- Botanical name: Gynostemma phentaphyllum
- Common name: Gynostemma, Sweet tea vine
- Family: Cucurbitaceae, gourd family
- Part used in Chinese medicine: leaves and stems
- Major Chinese medicine actions:
- Clears heat, eliminates toxin, moistens Lungs,
generates fluids, dispels phlegm
Photo Credits: (top to bottom)
Photo 1: Gynostemma phentaphyllum; 06/2008; author C. Micleu; permission Jade Institute
Photo 2: Gynostemma phentaphyllum; 06/2008; author C. Micleu; permission Jade Institute
Photo 3: Gynostemma phentaphyllum; 06/2008; author C. Micleu; permission Jade Institute
Growing and Propagation
The plant is a herbaceous vine growing up to 26 inches long, attaching itself to a trellis or supports by tendrils. The plant grows best in rich, well drained but moisture retentive soil, in a warm but sheltered location in part shade. The flowers are dioecious, so the plant is not self-fertile. Both male and female plants must be grown if seed is desired.
Propagation is by seed, best pre-soaked in warm water for 24 hours prior to planting. They should be planted in rich compost in a greenhouse in the spring, and then seedlings can be transplanted to the garden after the last expected frost.

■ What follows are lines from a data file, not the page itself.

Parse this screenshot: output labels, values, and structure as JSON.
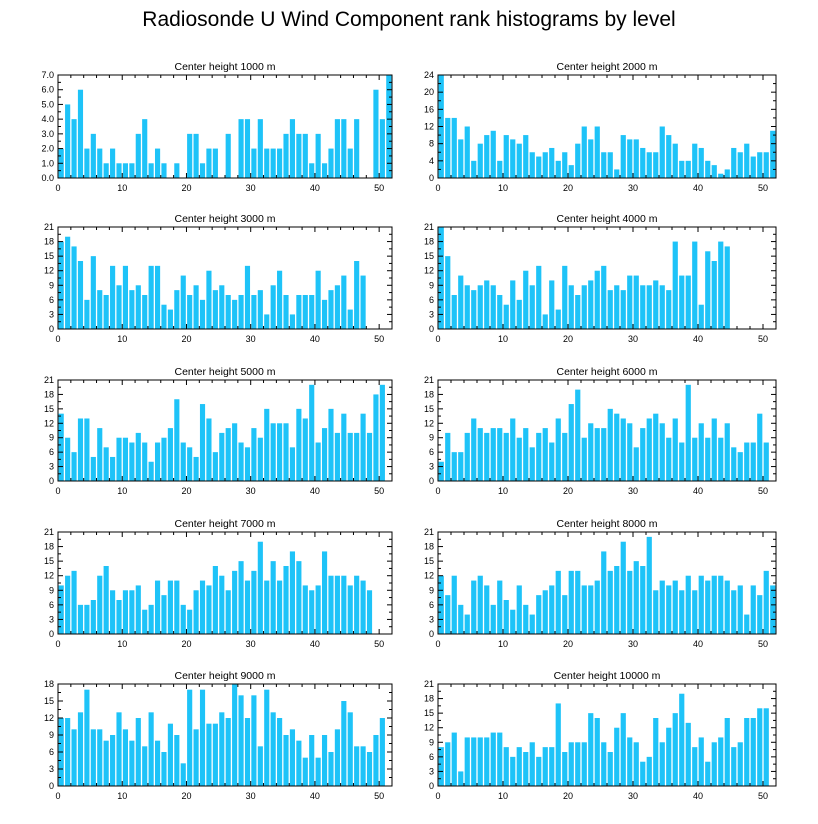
{
  "title": "Radiosonde U Wind Component rank histograms by level",
  "colors": {
    "bar": "#1ec3f8",
    "axis": "#000000"
  },
  "chart_data": [
    {
      "type": "bar",
      "title": "Center height 1000 m",
      "ylim": [
        0,
        7
      ],
      "yticks": [
        "0.0",
        "1.0",
        "2.0",
        "3.0",
        "4.0",
        "5.0",
        "6.0",
        "7.0"
      ],
      "ytick_values": [
        0,
        1,
        2,
        3,
        4,
        5,
        6,
        7
      ],
      "xlim": [
        0,
        52
      ],
      "xticks": [
        0,
        10,
        20,
        30,
        40,
        50
      ],
      "values": [
        2,
        5,
        4,
        6,
        2,
        3,
        2,
        1,
        2,
        1,
        1,
        1,
        3,
        4,
        1,
        2,
        1,
        0,
        1,
        0,
        3,
        3,
        1,
        2,
        2,
        0,
        3,
        0,
        4,
        4,
        2,
        4,
        2,
        2,
        2,
        3,
        4,
        3,
        3,
        1,
        3,
        1,
        2,
        4,
        4,
        2,
        4,
        0,
        0,
        6,
        4,
        7
      ]
    },
    {
      "type": "bar",
      "title": "Center height 2000 m",
      "ylim": [
        0,
        24
      ],
      "yticks": [
        "0",
        "4",
        "8",
        "12",
        "16",
        "20",
        "24"
      ],
      "ytick_values": [
        0,
        4,
        8,
        12,
        16,
        20,
        24
      ],
      "xlim": [
        0,
        52
      ],
      "xticks": [
        0,
        10,
        20,
        30,
        40,
        50
      ],
      "values": [
        24,
        14,
        14,
        9,
        12,
        4,
        8,
        10,
        11,
        4,
        10,
        9,
        8,
        10,
        6,
        5,
        6,
        7,
        4,
        6,
        3,
        8,
        12,
        9,
        12,
        6,
        6,
        2,
        10,
        9,
        9,
        7,
        6,
        6,
        12,
        10,
        8,
        4,
        4,
        8,
        7,
        4,
        3,
        1,
        2,
        7,
        6,
        8,
        5,
        6,
        6,
        11
      ]
    },
    {
      "type": "bar",
      "title": "Center height 3000 m",
      "ylim": [
        0,
        21
      ],
      "yticks": [
        "0",
        "3",
        "6",
        "9",
        "12",
        "15",
        "18",
        "21"
      ],
      "ytick_values": [
        0,
        3,
        6,
        9,
        12,
        15,
        18,
        21
      ],
      "xlim": [
        0,
        52
      ],
      "xticks": [
        0,
        10,
        20,
        30,
        40,
        50
      ],
      "values": [
        18,
        19,
        17,
        14,
        6,
        15,
        8,
        7,
        13,
        9,
        13,
        8,
        9,
        7,
        13,
        13,
        5,
        4,
        8,
        11,
        7,
        9,
        6,
        12,
        8,
        9,
        7,
        6,
        7,
        13,
        7,
        8,
        3,
        9,
        12,
        7,
        3,
        7,
        7,
        7,
        12,
        6,
        8,
        9,
        11,
        4,
        14,
        11,
        0,
        0,
        0,
        0
      ]
    },
    {
      "type": "bar",
      "title": "Center height 4000 m",
      "ylim": [
        0,
        21
      ],
      "yticks": [
        "0",
        "3",
        "6",
        "9",
        "12",
        "15",
        "18",
        "21"
      ],
      "ytick_values": [
        0,
        3,
        6,
        9,
        12,
        15,
        18,
        21
      ],
      "xlim": [
        0,
        52
      ],
      "xticks": [
        0,
        10,
        20,
        30,
        40,
        50
      ],
      "values": [
        21,
        15,
        7,
        11,
        9,
        8,
        9,
        10,
        9,
        7,
        5,
        10,
        6,
        12,
        9,
        13,
        3,
        10,
        4,
        13,
        9,
        7,
        9,
        10,
        12,
        13,
        8,
        9,
        8,
        11,
        11,
        9,
        9,
        10,
        9,
        8,
        18,
        11,
        11,
        18,
        5,
        16,
        14,
        18,
        17,
        0,
        0,
        0,
        0,
        0,
        0,
        0
      ]
    },
    {
      "type": "bar",
      "title": "Center height 5000 m",
      "ylim": [
        0,
        21
      ],
      "yticks": [
        "0",
        "3",
        "6",
        "9",
        "12",
        "15",
        "18",
        "21"
      ],
      "ytick_values": [
        0,
        3,
        6,
        9,
        12,
        15,
        18,
        21
      ],
      "xlim": [
        0,
        52
      ],
      "xticks": [
        0,
        10,
        20,
        30,
        40,
        50
      ],
      "values": [
        14,
        9,
        6,
        13,
        13,
        5,
        11,
        7,
        5,
        9,
        9,
        8,
        10,
        8,
        4,
        8,
        9,
        11,
        17,
        8,
        7,
        5,
        16,
        13,
        6,
        10,
        11,
        12,
        8,
        7,
        11,
        9,
        15,
        12,
        12,
        12,
        7,
        15,
        13,
        20,
        8,
        11,
        15,
        10,
        14,
        10,
        10,
        14,
        10,
        18,
        20,
        0
      ]
    },
    {
      "type": "bar",
      "title": "Center height 6000 m",
      "ylim": [
        0,
        21
      ],
      "yticks": [
        "0",
        "3",
        "6",
        "9",
        "12",
        "15",
        "18",
        "21"
      ],
      "ytick_values": [
        0,
        3,
        6,
        9,
        12,
        15,
        18,
        21
      ],
      "xlim": [
        0,
        52
      ],
      "xticks": [
        0,
        10,
        20,
        30,
        40,
        50
      ],
      "values": [
        4,
        10,
        6,
        6,
        10,
        13,
        11,
        10,
        11,
        11,
        10,
        13,
        9,
        11,
        7,
        10,
        11,
        8,
        13,
        10,
        16,
        19,
        9,
        12,
        11,
        11,
        15,
        14,
        13,
        12,
        7,
        11,
        13,
        14,
        12,
        9,
        13,
        8,
        20,
        9,
        12,
        9,
        13,
        9,
        12,
        7,
        6,
        8,
        8,
        14,
        8,
        0
      ]
    },
    {
      "type": "bar",
      "title": "Center height 7000 m",
      "ylim": [
        0,
        21
      ],
      "yticks": [
        "0",
        "3",
        "6",
        "9",
        "12",
        "15",
        "18",
        "21"
      ],
      "ytick_values": [
        0,
        3,
        6,
        9,
        12,
        15,
        18,
        21
      ],
      "xlim": [
        0,
        52
      ],
      "xticks": [
        0,
        10,
        20,
        30,
        40,
        50
      ],
      "values": [
        10,
        12,
        13,
        6,
        6,
        7,
        12,
        14,
        9,
        7,
        9,
        9,
        10,
        5,
        6,
        11,
        8,
        11,
        11,
        6,
        5,
        9,
        11,
        10,
        14,
        12,
        9,
        13,
        15,
        11,
        13,
        19,
        11,
        15,
        11,
        14,
        17,
        15,
        10,
        9,
        10,
        17,
        12,
        12,
        12,
        10,
        12,
        11,
        9,
        0,
        0,
        0
      ]
    },
    {
      "type": "bar",
      "title": "Center height 8000 m",
      "ylim": [
        0,
        21
      ],
      "yticks": [
        "0",
        "3",
        "6",
        "9",
        "12",
        "15",
        "18",
        "21"
      ],
      "ytick_values": [
        0,
        3,
        6,
        9,
        12,
        15,
        18,
        21
      ],
      "xlim": [
        0,
        52
      ],
      "xticks": [
        0,
        10,
        20,
        30,
        40,
        50
      ],
      "values": [
        12,
        8,
        12,
        6,
        4,
        11,
        12,
        10,
        6,
        11,
        7,
        5,
        10,
        6,
        4,
        8,
        9,
        10,
        13,
        8,
        13,
        13,
        10,
        10,
        11,
        17,
        13,
        14,
        19,
        13,
        15,
        14,
        20,
        9,
        11,
        10,
        11,
        9,
        12,
        9,
        12,
        11,
        12,
        12,
        11,
        9,
        10,
        4,
        10,
        8,
        13,
        10
      ]
    },
    {
      "type": "bar",
      "title": "Center height 9000 m",
      "ylim": [
        0,
        18
      ],
      "yticks": [
        "0",
        "3",
        "6",
        "9",
        "12",
        "15",
        "18"
      ],
      "ytick_values": [
        0,
        3,
        6,
        9,
        12,
        15,
        18
      ],
      "xlim": [
        0,
        52
      ],
      "xticks": [
        0,
        10,
        20,
        30,
        40,
        50
      ],
      "values": [
        12,
        12,
        10,
        13,
        17,
        10,
        10,
        8,
        9,
        13,
        10,
        8,
        12,
        7,
        13,
        8,
        6,
        11,
        9,
        4,
        17,
        10,
        17,
        11,
        11,
        13,
        12,
        18,
        16,
        12,
        16,
        7,
        17,
        13,
        12,
        9,
        10,
        8,
        5,
        9,
        5,
        9,
        6,
        10,
        15,
        13,
        7,
        7,
        6,
        9,
        12,
        0
      ]
    },
    {
      "type": "bar",
      "title": "Center height 10000 m",
      "ylim": [
        0,
        21
      ],
      "yticks": [
        "0",
        "3",
        "6",
        "9",
        "12",
        "15",
        "18",
        "21"
      ],
      "ytick_values": [
        0,
        3,
        6,
        9,
        12,
        15,
        18,
        21
      ],
      "xlim": [
        0,
        52
      ],
      "xticks": [
        0,
        10,
        20,
        30,
        40,
        50
      ],
      "values": [
        8,
        9,
        11,
        3,
        10,
        10,
        10,
        10,
        11,
        11,
        8,
        6,
        8,
        7,
        9,
        6,
        8,
        8,
        17,
        7,
        9,
        9,
        9,
        15,
        14,
        9,
        7,
        12,
        15,
        10,
        9,
        5,
        6,
        14,
        9,
        12,
        15,
        19,
        13,
        8,
        10,
        5,
        9,
        10,
        14,
        8,
        9,
        14,
        14,
        16,
        16,
        0
      ]
    }
  ]
}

Harvesting and Preparation
For medicinal use, the leaves and stems are harvested and dried in the sun.
Jiao Gu Lan is rarely mentioned in traditional Chinese medicine texts until recently when it has received a good deal of attention due to clinical studies suggesting that it may help maintain healthy cholesterol, triglyceride and other lipoprotein levels. It has also been shown to improve cardiovascular function and lower blood pressure by decreasing vascular resistance and increasing coronary blood flow. It is rich in amino acids, antioxidants, and minerals.
Gynostemma pentaphyllum is native to the mountainous regions of China, Japan and Korea, growing in forests, thickets and the sides of mountain slopes, at elevations of 100 to 10,000 feet. The plant is hardy to USDA zone 8, tolerating temperatures down to between 15 and 23 degrees F. In warmer regions it is grown as a short-lived perennial, while in colder regions it can be grown as an annual.